Brasil garante empréstimo para estrada na Bolívia

31/03/2009
O governo brasileiro aprovou na sexta-feira o pedido de garantia de um empréstimo de US$ 332 milhões do BNDES para a construção de uma estrada na Bolívia pela empreiteira OAS. O projeto, cujo financiamento é uma promessa do presidente Lula ao colega Evo Morales, está sob investigação por suspeitas de superfaturamento e de favorecimento à construtora brasileira.

O empréstimo foi aprovado na mais recente reunião do Cofig (Comitê de Financiamento e Garantia das Exportações), formado por seis ministérios. Na Bolívia, estão sendo investigados indícios de que a estrada San Ignácio-Villa Tunari esteja superfaturada em até US$ 215 milhões e de que mudanças de última hora na licitação, realizada em 2008, favoreceram a OAS, a única empresa que participou do processo.

De acordo com Lucia Souza, suplente do Cofig, os detalhes da aprovação, como as condições financeiras e a eventual avaliação das investigações em andamento na Bolívia, são sigilosos. Ela não quis confirmar o valor do empréstimo, que, segundo o BNDES, é de US$ 332 milhões, o equivalente a 80% do orçamento para a estrada, que ligará o centro ao norte da Bolívia e terá 306 km.

O próximo passo formal é a aprovação do empréstimo pelo BNDES, em que a decisão final caberá à diretoria do banco.
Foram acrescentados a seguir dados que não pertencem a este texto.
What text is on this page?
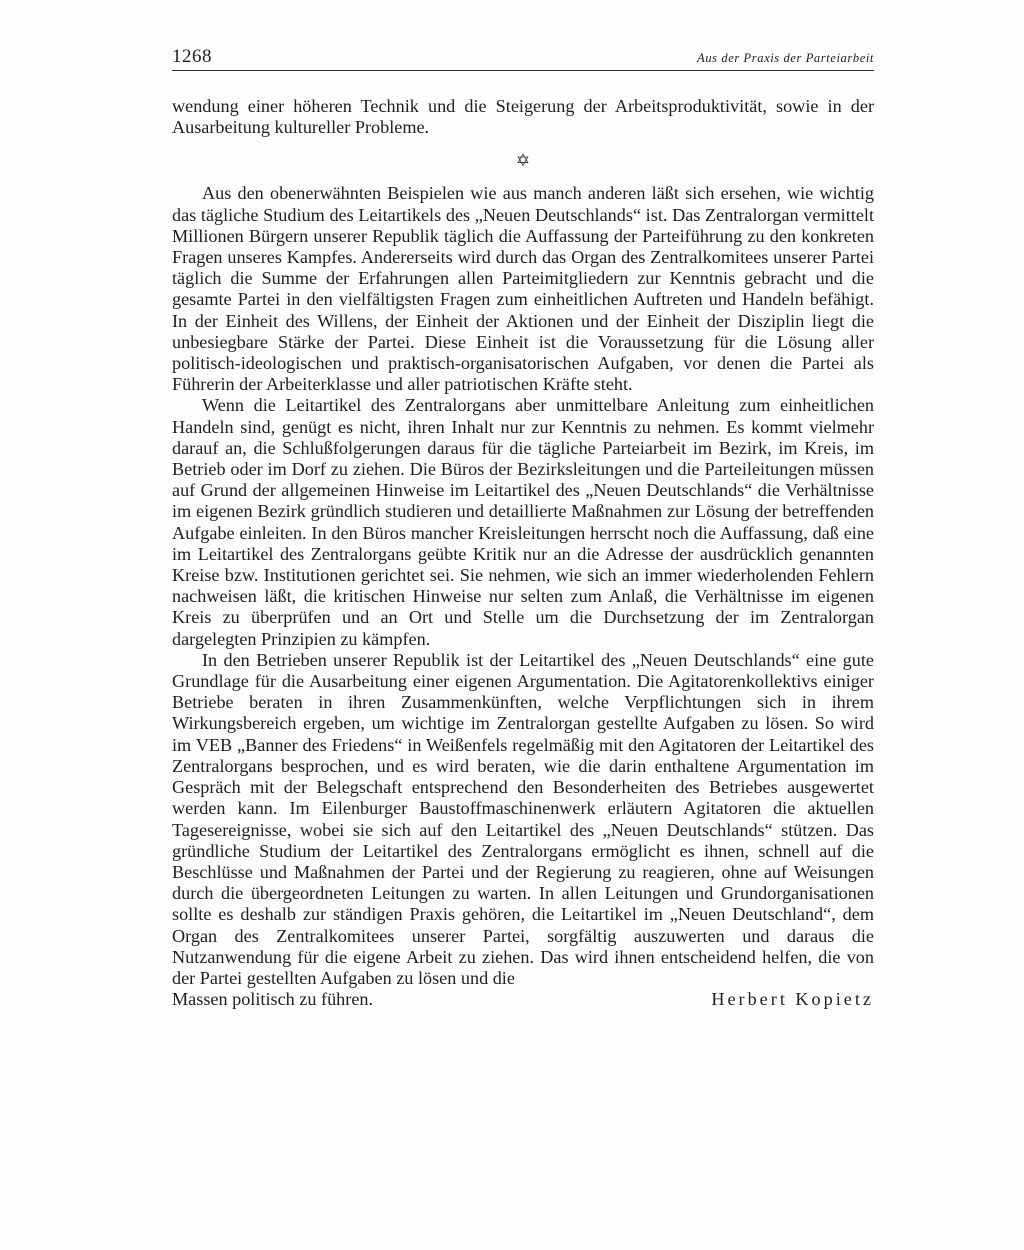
1268	Aus der Praxis der Parteiarbeit

wendung einer höheren Technik und die Steigerung der Arbeitsproduktivität, sowie in der Ausarbeitung kultureller Probleme.

✡

Aus den obenerwähnten Beispielen wie aus manch anderen läßt sich ersehen, wie wichtig das tägliche Studium des Leitartikels des „Neuen Deutschlands“ ist. Das Zentralorgan vermittelt Millionen Bürgern unserer Republik täglich die Auffassung der Parteiführung zu den konkreten Fragen unseres Kampfes. Andererseits wird durch das Organ des Zentralkomitees unserer Partei täglich die Summe der Erfahrungen allen Parteimitgliedern zur Kenntnis gebracht und die gesamte Partei in den vielfältigsten Fragen zum einheitlichen Auftreten und Handeln befähigt. In der Einheit des Willens, der Einheit der Aktionen und der Einheit der Disziplin liegt die unbesiegbare Stärke der Partei. Diese Einheit ist die Voraussetzung für die Lösung aller politisch-ideologischen und praktisch-organisatorischen Aufgaben, vor denen die Partei als Führerin der Arbeiterklasse und aller patriotischen Kräfte steht.

Wenn die Leitartikel des Zentralorgans aber unmittelbare Anleitung zum einheitlichen Handeln sind, genügt es nicht, ihren Inhalt nur zur Kenntnis zu nehmen. Es kommt vielmehr darauf an, die Schlußfolgerungen daraus für die tägliche Parteiarbeit im Bezirk, im Kreis, im Betrieb oder im Dorf zu ziehen. Die Büros der Bezirksleitungen und die Parteileitungen müssen auf Grund der allgemeinen Hinweise im Leitartikel des „Neuen Deutschlands“ die Verhältnisse im eigenen Bezirk gründlich studieren und detaillierte Maßnahmen zur Lösung der betreffenden Aufgabe einleiten. In den Büros mancher Kreisleitungen herrscht noch die Auffassung, daß eine im Leitartikel des Zentralorgans geübte Kritik nur an die Adresse der ausdrücklich genannten Kreise bzw. Institutionen gerichtet sei. Sie nehmen, wie sich an immer wiederholenden Fehlern nachweisen läßt, die kritischen Hinweise nur selten zum Anlaß, die Verhältnisse im eigenen Kreis zu überprüfen und an Ort und Stelle um die Durchsetzung der im Zentralorgan dargelegten Prinzipien zu kämpfen.

In den Betrieben unserer Republik ist der Leitartikel des „Neuen Deutschlands“ eine gute Grundlage für die Ausarbeitung einer eigenen Argumentation. Die Agitatorenkollektivs einiger Betriebe beraten in ihren Zusammenkünften, welche Verpflichtungen sich in ihrem Wirkungsbereich ergeben, um wichtige im Zentralorgan gestellte Aufgaben zu lösen. So wird im VEB „Banner des Friedens“ in Weißenfels regelmäßig mit den Agitatoren der Leitartikel des Zentralorgans besprochen, und es wird beraten, wie die darin enthaltene Argumentation im Gespräch mit der Belegschaft entsprechend den Besonderheiten des Betriebes ausgewertet werden kann. Im Eilenburger Baustoffmaschinenwerk erläutern Agitatoren die aktuellen Tagesereignisse, wobei sie sich auf den Leitartikel des „Neuen Deutschlands“ stützen. Das gründliche Studium der Leitartikel des Zentralorgans ermöglicht es ihnen, schnell auf die Beschlüsse und Maßnahmen der Partei und der Regierung zu reagieren, ohne auf Weisungen durch die übergeordneten Leitungen zu warten. In allen Leitungen und Grundorganisationen sollte es deshalb zur ständigen Praxis gehören, die Leitartikel im „Neuen Deutschland“, dem Organ des Zentralkomitees unserer Partei, sorgfältig auszuwerten und daraus die Nutzanwendung für die eigene Arbeit zu ziehen. Das wird ihnen entscheidend helfen, die von der Partei gestellten Aufgaben zu lösen und die

Massen politisch zu führen.	Herbert Kopietz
O financiamento do BNDES para que a OAS construa a estrada é parte de uma solução encontrada pelo Planalto para evitar a expulsão de outra construtora brasileira, a Queiroz Galvão (QG). Irritado com dezenas de quilômetros de fissura em duas estradas ainda inacabadas no sul do país, o governo Morales exigiu que a QG reparasse os defeitos. Ela, no entanto, queria US$ 45 milhões adicionais, o que La Paz considera inaceitável. A obra tem financiamento de US$ 120 milhões do Banco do Brasil. Temendo uma situação semelhante à do Equador, em que a expulsão da Odebrecht e a ameaça de calote num empréstimo do BNDES fizeram Lula retirar o embaixador de Quito, o Planalto costurou um acordo em que a OAS substituirá a QG. Um pré-contrato já foi assinado, mas a homologação depende de um decreto supremo do presidente boliviano.

Autor(es): FABIANO MAISONNAVE

Folha de S. Paulo - 31/03/2009.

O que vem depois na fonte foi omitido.